Most of the time, this defect occurs spontaneously. Genetic disorders, and teratogens (viruses, metabolic imbalance, and industrial or pharmacological agents) have been associated as possible causes. Up to 50% (varies in studies) of cases are associated with chromosome 22q11 deletions. The neural crest, specifically a population known as the cardiac neural crest, directly contributes to the aorticopulmonary septum. Microablation of the cardiac neural crest in developing chick embryos and genetic anomalies affecting this population of cells in rodents results in persistent truncus arteriosus. Numerous perturbations affecting the cardiac neural crest have been associated with persistent truncus arteriosus, some of which include growth factors (fibroblast growth factor 8 and bone morphogenetic protein), transcription factors (T-box, Pax, Nkx2-5, GATA-6, and Forkhead), and gap junction proteins (Connexin).

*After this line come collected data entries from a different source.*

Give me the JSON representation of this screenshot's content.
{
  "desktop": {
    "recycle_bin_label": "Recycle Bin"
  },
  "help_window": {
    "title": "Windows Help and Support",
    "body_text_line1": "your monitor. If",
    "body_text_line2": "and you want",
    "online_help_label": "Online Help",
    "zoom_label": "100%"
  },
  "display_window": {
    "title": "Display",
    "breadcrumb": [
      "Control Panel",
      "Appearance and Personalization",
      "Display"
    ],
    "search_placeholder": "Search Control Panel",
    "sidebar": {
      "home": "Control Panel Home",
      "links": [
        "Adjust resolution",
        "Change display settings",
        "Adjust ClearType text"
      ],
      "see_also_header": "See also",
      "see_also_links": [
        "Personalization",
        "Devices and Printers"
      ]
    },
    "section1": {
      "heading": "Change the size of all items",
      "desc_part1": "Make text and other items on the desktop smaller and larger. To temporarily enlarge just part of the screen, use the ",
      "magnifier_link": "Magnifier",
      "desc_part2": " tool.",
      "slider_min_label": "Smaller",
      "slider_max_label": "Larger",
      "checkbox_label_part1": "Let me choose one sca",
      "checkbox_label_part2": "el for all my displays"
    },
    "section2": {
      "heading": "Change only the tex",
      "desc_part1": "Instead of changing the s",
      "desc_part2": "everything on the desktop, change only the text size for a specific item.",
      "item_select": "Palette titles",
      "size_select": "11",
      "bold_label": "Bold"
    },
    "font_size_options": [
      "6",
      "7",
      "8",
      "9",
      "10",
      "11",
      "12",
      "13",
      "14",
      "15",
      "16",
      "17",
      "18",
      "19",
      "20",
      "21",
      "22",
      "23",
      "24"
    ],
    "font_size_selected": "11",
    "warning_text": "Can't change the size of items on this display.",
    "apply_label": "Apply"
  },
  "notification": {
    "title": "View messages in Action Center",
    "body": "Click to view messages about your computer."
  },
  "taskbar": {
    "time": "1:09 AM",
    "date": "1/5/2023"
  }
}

The cardiac neural crest also contributes the smooth muscle of the great arteries.

 

Anatomical changes

Anatomical changes associated with this disorder includes: * single artery arising from the two ventricles which gives rise to both the aortic and pulmonary vessels * abnormal truncal valve * right sided aortic arch in about 30% of cases (not shown) * large ventricular septal defect * pulmonary hypertension * complete mixing occurring at level of the great vessel

 

Clinical manifestations

Cyanosis presents at birth * Heart failure occurs within weeks * Systolic ejection murmur is heard at the left sternal border * Widened pulse pressure * Bounding arterial pulses * Loud second heart sound * Biventricular hypertrophy * Cardiomegaly * Increased pulmonary vascularity * Hypocalcemia (if associated with DiGeorge syndrome)

 

Treatment

Treatment is with neonatal surgical repair. The ventricular septal defect is closed with a patch. The pulmonary arteries are then detached from the common artery (truncus arteriosus) and connected to the right ventricle using a tube (a conduit or tunnel).